State-sponsored ‘monitoring’

Following a much different track than that of the US, this month the French parliament has overwhelmingly approved sweeping new surveillance powers in the wake of the January terrorist attacks in Paris.

The new bill, introduced in Paris, allows intelligence agencies to tap phones and emails without seeking permission from a judge. With wide support, the bill was passed in the national assembly by 438 votes to 86.

Two developments in Russian law limit the ability of cloud and other online services to publish online content and to make Russian data remotely available online. The first requires data operators to store information locally of Russian citizens. The second is censorship requirements on certain website operators and electronic communication services.

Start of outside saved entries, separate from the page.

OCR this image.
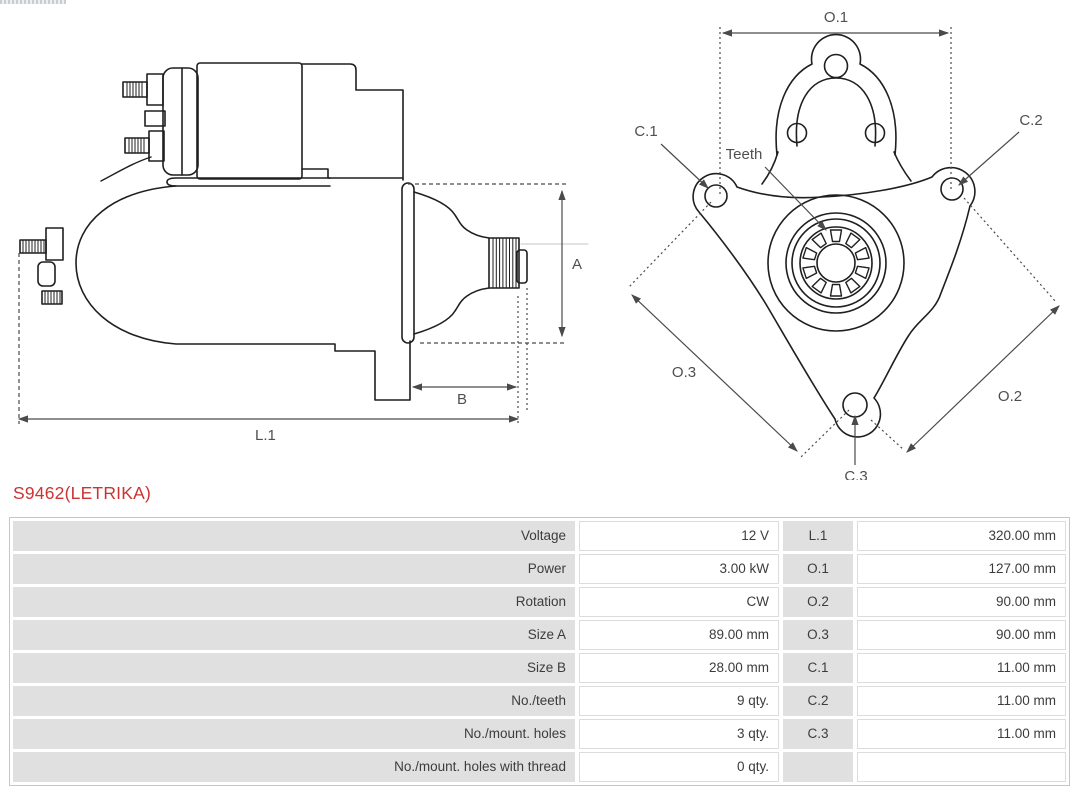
A
B
L.1
O.1
Teeth
C.1
C.2
C.3
O.3
O.2
S9462(LETRIKA)
Voltage	12 V	L.1	320.00 mm
Power	3.00 kW	O.1	127.00 mm
Rotation	CW	O.2	90.00 mm
Size A	89.00 mm	O.3	90.00 mm
Size B	28.00 mm	C.1	11.00 mm
No./teeth	9 qty.	C.2	11.00 mm
No./mount. holes	3 qty.	C.3	11.00 mm
No./mount. holes with thread	0 qty.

Privacy, whether on an individual, enterprise or state level has become all the talk nationwide. And while the US ruling on the NSA’s activities point toward US opinion on the matter, countries are still trying to keep up with that perfect balance of monitoring for the ‘bad guys’ while maintaining privacy.

What does this all mean?

In lieu of recent breaches, companies are also taking a different approach, grasping at their seat and changing the way they are securing data. Our 2015 Insider Threat Report global results found that only 7 percent of organizations believe they will be in a position to spend less on data protection and information security this year than last year.

The global survey results showed that 54 percent of respondents plan to increase their security spend to deal with insider threats next year and the remaining 39 percent will be spending at least as much as they are now. Below are a few results from our insider threat report:

  • 55% of respondents globally (59% in the US) believe privileged users pose the most threat to their organization
  • Almost half (44%) of U.S. respondents had experienced a data breach or failed a compliance audit in the last year (40% of respondents Global, and 48% in ASEAN)
  • 89% of Global respondents said they were somewhat or more vulnerable to insider threat – almost 2X the number in 2013 (In the US the number was higher – 93

Staying on top of security breaches

It’s clear we need to stay on top, or potentially get on top of these security threats. To do so, we all need to “get with the program” - not just play the same old game and get the same old results:

  • Many breaches start with simple to correct problems, like failures to keep security patch states current, or misconfigurations. The tools are there to stop these problems, and have been for years – we need to use them, and motivate organizations that don't to make it a priority.
  • Organizations also need to admit to themselves that their defenses can no longer keep attackers outside their perimeter – Determined attackers will find a way in – and compensate for this.
  • Data centric protection is the most effective protection when this happens, and needs to become a required layer in every enterprises security posture.
  • Multi-factor authentication stops many cyber attack methods dead in their tracks - but accept for a few outliers in sectors with the highest requirements, it isn't used.  It can be as simple as Google's authorization for new devices required via a text to your mobile phone - any step forward greatly reduces possible methods of entry.
  • The lack of Cybersecurity professionals is also worrying – Our young people need to see themselves as cyber-defense heroes, not as the dismal nerds locked in their parents basements (and eating Twinkies) that we talked about earlier, or this problem won’t be resolved.
  • Best practices need better recognition and standardization – and must be flexible and extendable as threats change hour by hour, and day by day.
  • Threat sharing is already a de-facto part of many vendor’s offerings, and current efforts to extend this across vendors and solution sets should be tried as a way to more quickly offset new attacks.

Cyberdefense needs the same kinds of priorities we give to law enforcement and national defense – the Internet really is a frontier that reaches nearly every home – and it’s wide open.